My apartment is the brown building in the center. My room was the one on the bottom floor, to the right of the door, and had a nice big window facing the front of the street.
My roommates were from all over the world. There were two Canadians, one French guy, one girl from Italy, another guy from Australia, and Nikki, who became a close friend of mine, from South Africa. It was such as incredible cultural experience living with all of them, and so much fun as well. I remember being fascinated watching Nikki and Matilde, the girl from Italy, roll clove cigarettes on the kitchen table. Nathan, the guy from Australia, would make marmite sandwiches that looked repulsive to me, but he loved them. And the Canadians brought a taste of home with them, since their accents, for the most part, sounded just like me.

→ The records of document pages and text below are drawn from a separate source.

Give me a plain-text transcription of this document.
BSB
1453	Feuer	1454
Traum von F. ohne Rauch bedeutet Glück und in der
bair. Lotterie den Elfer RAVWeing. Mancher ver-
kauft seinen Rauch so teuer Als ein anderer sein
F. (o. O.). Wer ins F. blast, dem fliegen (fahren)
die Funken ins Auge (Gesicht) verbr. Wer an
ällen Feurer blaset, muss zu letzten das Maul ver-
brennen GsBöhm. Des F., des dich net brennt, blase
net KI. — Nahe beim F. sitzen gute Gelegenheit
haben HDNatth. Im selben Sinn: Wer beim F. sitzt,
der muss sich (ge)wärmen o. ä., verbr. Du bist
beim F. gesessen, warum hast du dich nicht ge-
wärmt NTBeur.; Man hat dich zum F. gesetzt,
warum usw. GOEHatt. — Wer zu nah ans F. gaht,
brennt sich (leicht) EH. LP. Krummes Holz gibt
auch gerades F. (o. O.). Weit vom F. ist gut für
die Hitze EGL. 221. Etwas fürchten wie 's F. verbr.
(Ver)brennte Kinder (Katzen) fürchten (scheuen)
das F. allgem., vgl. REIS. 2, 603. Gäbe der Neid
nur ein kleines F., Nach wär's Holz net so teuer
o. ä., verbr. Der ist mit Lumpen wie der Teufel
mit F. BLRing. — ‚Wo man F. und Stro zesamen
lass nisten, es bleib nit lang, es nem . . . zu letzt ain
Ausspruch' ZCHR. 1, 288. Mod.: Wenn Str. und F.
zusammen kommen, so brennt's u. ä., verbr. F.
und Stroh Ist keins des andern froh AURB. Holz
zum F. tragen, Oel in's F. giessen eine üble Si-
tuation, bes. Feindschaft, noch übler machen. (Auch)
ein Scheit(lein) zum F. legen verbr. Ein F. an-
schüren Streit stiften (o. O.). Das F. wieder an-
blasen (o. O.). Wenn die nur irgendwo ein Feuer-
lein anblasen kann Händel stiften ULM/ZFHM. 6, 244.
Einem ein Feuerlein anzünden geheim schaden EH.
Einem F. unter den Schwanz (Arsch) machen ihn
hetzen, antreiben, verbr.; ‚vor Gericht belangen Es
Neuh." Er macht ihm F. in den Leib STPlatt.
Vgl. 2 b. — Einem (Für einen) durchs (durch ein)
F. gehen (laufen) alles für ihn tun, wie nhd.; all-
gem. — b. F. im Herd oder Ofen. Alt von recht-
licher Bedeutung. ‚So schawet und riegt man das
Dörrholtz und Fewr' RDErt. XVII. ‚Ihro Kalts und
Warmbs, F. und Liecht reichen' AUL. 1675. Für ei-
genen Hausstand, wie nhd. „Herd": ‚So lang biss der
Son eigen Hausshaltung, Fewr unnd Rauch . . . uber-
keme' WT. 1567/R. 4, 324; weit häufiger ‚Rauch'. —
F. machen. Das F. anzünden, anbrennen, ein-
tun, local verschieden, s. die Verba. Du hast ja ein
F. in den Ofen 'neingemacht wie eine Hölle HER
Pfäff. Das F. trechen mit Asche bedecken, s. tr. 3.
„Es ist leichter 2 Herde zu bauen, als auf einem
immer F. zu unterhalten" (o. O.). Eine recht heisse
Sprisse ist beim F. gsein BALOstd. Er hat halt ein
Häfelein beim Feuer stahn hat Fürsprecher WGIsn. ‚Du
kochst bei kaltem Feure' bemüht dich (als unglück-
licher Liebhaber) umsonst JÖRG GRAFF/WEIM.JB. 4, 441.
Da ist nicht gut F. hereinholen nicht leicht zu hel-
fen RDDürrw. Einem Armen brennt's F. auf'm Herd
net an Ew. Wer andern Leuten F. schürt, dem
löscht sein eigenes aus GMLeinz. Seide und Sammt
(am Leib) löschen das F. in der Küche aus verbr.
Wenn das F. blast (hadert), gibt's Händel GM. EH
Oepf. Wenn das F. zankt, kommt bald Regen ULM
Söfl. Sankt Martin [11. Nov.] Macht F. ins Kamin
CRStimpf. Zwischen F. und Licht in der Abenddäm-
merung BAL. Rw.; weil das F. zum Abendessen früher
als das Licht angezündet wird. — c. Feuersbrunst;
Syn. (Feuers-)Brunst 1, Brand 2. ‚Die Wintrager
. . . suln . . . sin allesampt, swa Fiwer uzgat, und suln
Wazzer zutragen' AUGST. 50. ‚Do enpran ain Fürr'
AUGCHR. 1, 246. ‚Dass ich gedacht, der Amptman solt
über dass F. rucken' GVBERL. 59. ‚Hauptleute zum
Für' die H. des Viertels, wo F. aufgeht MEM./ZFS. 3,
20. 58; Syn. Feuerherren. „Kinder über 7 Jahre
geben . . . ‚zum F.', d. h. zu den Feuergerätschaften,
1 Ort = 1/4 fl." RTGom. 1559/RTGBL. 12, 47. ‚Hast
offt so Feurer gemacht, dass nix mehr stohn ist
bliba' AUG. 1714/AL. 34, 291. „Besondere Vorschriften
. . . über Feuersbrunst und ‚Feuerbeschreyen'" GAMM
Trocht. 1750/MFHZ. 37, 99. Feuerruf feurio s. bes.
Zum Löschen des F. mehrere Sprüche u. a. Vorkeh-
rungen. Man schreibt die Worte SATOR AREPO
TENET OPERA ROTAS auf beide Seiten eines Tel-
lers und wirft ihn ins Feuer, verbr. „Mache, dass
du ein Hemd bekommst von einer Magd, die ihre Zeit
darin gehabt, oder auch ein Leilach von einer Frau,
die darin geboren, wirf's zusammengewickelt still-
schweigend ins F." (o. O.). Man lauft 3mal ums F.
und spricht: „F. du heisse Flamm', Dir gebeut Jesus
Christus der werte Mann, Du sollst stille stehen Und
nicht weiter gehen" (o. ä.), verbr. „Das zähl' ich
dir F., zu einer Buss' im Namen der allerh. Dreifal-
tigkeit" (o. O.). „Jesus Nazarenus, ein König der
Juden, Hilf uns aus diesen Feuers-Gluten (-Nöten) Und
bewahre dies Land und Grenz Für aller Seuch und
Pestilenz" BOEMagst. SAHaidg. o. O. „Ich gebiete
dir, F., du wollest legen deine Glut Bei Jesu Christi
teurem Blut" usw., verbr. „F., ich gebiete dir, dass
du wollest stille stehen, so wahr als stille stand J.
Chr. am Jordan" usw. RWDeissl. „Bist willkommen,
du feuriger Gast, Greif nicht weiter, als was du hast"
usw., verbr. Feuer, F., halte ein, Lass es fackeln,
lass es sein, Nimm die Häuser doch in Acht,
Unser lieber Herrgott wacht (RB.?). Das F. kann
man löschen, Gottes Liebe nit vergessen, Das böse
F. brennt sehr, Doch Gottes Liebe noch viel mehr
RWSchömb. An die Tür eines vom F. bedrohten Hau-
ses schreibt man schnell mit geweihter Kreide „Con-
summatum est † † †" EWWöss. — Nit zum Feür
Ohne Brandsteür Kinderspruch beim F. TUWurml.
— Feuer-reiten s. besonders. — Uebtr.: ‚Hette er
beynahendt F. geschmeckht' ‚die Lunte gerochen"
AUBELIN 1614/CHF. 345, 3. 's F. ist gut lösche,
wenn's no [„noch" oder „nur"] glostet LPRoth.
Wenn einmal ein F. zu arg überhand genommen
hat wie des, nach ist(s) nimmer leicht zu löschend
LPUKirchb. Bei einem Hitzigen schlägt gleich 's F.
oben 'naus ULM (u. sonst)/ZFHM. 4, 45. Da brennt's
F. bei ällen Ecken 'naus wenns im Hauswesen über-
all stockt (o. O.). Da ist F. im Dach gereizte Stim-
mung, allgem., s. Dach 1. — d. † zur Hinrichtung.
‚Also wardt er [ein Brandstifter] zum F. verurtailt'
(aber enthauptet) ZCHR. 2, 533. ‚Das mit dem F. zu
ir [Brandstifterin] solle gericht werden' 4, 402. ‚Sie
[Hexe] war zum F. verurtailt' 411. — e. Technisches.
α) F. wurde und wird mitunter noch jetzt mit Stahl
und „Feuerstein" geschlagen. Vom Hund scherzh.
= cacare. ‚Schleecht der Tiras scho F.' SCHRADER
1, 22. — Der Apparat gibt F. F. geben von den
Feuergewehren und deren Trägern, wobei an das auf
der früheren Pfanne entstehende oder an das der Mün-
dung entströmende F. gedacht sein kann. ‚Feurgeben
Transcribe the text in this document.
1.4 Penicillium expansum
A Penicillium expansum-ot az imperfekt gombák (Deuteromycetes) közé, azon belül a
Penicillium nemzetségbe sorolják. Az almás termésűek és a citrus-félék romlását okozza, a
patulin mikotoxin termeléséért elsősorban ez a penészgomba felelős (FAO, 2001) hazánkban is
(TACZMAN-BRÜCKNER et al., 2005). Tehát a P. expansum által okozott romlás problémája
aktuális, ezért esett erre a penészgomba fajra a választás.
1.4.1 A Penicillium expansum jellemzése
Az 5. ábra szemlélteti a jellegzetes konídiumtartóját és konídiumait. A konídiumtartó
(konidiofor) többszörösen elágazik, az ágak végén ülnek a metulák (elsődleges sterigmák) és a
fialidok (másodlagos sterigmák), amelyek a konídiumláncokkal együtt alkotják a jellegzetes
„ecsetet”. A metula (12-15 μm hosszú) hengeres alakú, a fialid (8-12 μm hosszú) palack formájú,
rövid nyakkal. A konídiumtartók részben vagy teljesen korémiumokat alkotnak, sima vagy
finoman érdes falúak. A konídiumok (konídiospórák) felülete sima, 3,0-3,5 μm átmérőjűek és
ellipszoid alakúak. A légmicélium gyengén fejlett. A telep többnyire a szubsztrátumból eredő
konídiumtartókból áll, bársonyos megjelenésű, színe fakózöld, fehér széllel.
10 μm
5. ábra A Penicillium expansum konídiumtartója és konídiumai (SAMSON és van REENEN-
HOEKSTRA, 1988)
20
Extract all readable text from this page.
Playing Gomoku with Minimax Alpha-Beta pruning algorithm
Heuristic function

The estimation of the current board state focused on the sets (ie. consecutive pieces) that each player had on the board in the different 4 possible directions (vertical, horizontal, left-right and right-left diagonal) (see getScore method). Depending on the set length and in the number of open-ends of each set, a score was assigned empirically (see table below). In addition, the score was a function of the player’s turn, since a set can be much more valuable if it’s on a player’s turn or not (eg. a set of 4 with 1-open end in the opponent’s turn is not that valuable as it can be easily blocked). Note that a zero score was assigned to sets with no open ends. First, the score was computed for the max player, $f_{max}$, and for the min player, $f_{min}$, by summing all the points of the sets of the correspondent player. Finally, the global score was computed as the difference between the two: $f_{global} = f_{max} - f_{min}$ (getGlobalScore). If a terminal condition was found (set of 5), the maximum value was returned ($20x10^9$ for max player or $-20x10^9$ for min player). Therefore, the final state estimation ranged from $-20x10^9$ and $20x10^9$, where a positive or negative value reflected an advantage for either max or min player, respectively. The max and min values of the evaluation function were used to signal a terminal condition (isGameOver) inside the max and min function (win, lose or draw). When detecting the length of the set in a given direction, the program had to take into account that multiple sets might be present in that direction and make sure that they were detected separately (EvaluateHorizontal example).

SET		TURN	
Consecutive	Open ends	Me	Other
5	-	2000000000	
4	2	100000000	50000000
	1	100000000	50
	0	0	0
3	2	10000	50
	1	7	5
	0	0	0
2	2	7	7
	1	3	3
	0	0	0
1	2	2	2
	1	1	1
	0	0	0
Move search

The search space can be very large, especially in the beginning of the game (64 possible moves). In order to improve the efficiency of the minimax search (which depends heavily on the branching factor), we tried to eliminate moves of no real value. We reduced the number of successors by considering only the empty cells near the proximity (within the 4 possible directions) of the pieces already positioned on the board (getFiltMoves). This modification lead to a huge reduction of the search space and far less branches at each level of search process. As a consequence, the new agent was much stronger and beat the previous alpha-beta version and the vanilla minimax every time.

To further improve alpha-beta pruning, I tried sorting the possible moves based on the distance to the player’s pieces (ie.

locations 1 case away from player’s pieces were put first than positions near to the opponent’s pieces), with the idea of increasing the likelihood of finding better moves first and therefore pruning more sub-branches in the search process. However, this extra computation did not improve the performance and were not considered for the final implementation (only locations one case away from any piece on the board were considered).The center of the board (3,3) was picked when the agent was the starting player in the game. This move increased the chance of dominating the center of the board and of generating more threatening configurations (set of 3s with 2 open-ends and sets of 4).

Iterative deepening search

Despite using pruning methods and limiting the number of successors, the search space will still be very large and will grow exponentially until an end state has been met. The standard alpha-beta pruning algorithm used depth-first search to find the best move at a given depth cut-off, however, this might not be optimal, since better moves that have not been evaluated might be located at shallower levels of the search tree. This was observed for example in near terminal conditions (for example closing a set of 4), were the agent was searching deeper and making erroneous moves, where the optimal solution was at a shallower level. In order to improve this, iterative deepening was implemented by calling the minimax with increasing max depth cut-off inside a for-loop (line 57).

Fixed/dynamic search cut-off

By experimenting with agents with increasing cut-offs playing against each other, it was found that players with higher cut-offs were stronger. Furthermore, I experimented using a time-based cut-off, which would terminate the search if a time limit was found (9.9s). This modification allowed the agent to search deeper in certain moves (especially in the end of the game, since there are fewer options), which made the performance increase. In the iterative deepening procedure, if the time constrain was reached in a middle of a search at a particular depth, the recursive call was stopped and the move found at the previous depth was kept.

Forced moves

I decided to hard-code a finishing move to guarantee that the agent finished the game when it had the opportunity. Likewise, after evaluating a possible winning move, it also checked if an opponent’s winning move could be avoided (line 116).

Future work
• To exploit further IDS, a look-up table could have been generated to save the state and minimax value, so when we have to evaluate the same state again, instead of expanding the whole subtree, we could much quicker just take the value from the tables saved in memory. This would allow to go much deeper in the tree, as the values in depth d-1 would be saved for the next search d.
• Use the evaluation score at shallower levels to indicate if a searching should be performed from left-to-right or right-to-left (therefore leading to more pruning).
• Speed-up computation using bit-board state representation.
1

Here's a picture of some of them in our kitchen, plus me and my husband, when he came to London to visit me.
One of the most incredible things I witnessed when I first arrived in London was the fact that the city was in mourning. I arrived in London three days after Princess Diana's funeral. There was a subdued air about the city, and everywhere you went, shops and restaurants had tributes to the Princess taped to the front windows of their businesses. My friend whom I flew over with and I went to Kensington Palace, where Princess Diana had lived. And what we saw is still to this day imprinted in my mind as if I just saw it yesterday. Yards and yards of flowers, piled five feet high, placed in front of the gates of her former home. You couldn't get anywhere near the front gates, not because of guards, but because the massive amounts of flowers prevented you from getting anywhere close. And despite the many thousands of tourists and Londoners stopping to see the tribute and to take pictures, it was absolutely silent around Diana's home.
I'm 5'2". As you can see, the flowers from my vantage point are at my eye level.
And so I lived and worked and traveled all over the U.K. (including trips to Cambridge, Oxford, Brighton, Salisbury, home of Stonehenge, and Liverpool). I also spent several weekends in Scotland, and a four-day weekend in Ireland, which was absolutely incredible. We visited Dublin, Galway, and then the breathtaking Cliffs of Mohr in County Clare. Here's a photo of Nikki, my South African roommate, and me in front of the Cliffs. Notice the complete absence of any fence to prevent you from falling over the edge!
Living and working in London was an experience I'll never forget. I haven't been back since, but someday I hope to return to the place that will always hold a special place in my heart.